The Oregonian today published an outstanding OpEd from a citizen, commenting on Senate Bill 346. Thanks to Ted Olson of Tualatin for writing this excellent column. It's interesting that the comments on this and the previous OpEd from broadcasters are overwhelmingly in favor of caller privacy.
Here is the column I was planning to submit before reading Ted's:
If you call 9-1-1 to ask for help on the worst day of your life, for instance if a loved one is having a medical emergency and dies, would you want journalists to be the ones deciding whether to post and broadcast the tape of your call on the Internet, radio and TV? Or would you want to have the right to give your permission for the tape to be released and broadcast?
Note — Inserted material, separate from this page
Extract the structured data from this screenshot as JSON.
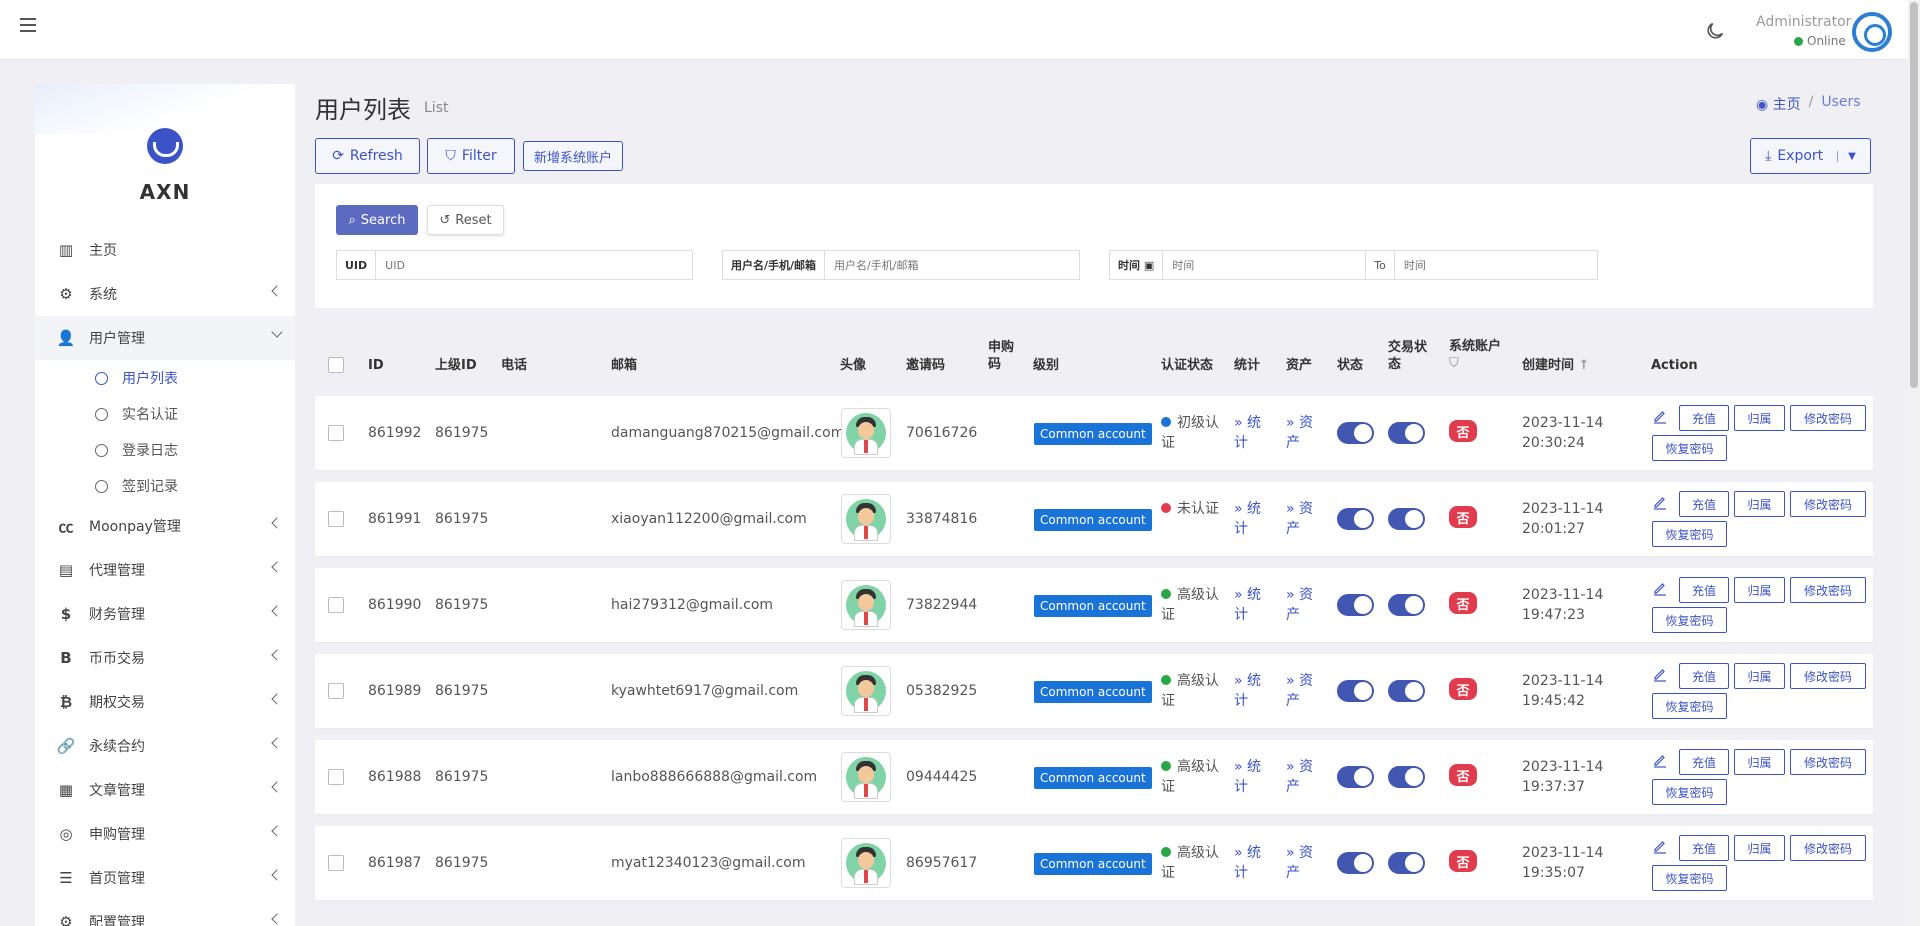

I believe the caller to 9-1-1 should be the one to decide whether to release the tape of the call to the media for public broadcast. Often highly sensitive medical information is discussed in emergency calls. Callers are asked about drug and alcohol use and history. The unusual behaviors of people with mental illnesses are often described. Senate Bill 346 gives callers the right to choose whether to allow media broadcast of their 9-1-1 call.
Far too often, 9-1-1 calls are played for their prurient nature. The broadcasters’ association code of ethics for 9-1-1 calls is only a series of questions to consider rather than clear direction as to whether or not broadcast of a recording would be appropriate. The association has no oversight or ability to reprimand those who ignore or interpret their voluntary code in an objectionable manner.
Broadcasters are trying to make this about the 9-1-1 operators, but it is not. It is about you, the caller, who has just been the victim of a crime, or witnessed a crime, or has a family member having a medical emergency or mental health crisis. Should your privacy be protected so that YOU control whether your call is broadcast to the world on perhaps the worst day of your life? That is what this Senate Bill 346 attempts to accomplish.
Under the proposed legislation, calls could still be broadcast if the caller gives permission to release the tape to the public. The tape would be available for use in law enforcement, training purposes, lawsuits and labor disputes. Transcripts of the call would also be available to the public. To be clear: if a caller believes that an operator did not manage the call correctly, the caller could grant permission for the recording to be released and broadcast. In situations where the caller would like the call broadcast due to the heroism or bravery shown, they could also provide their permission.
Currently, callers have no right to privacy. I believe that is wrong. Senate Bill 346 is common sense legislation designed to protect victims and provide privacy to callers. I urge the Legislature to pass it.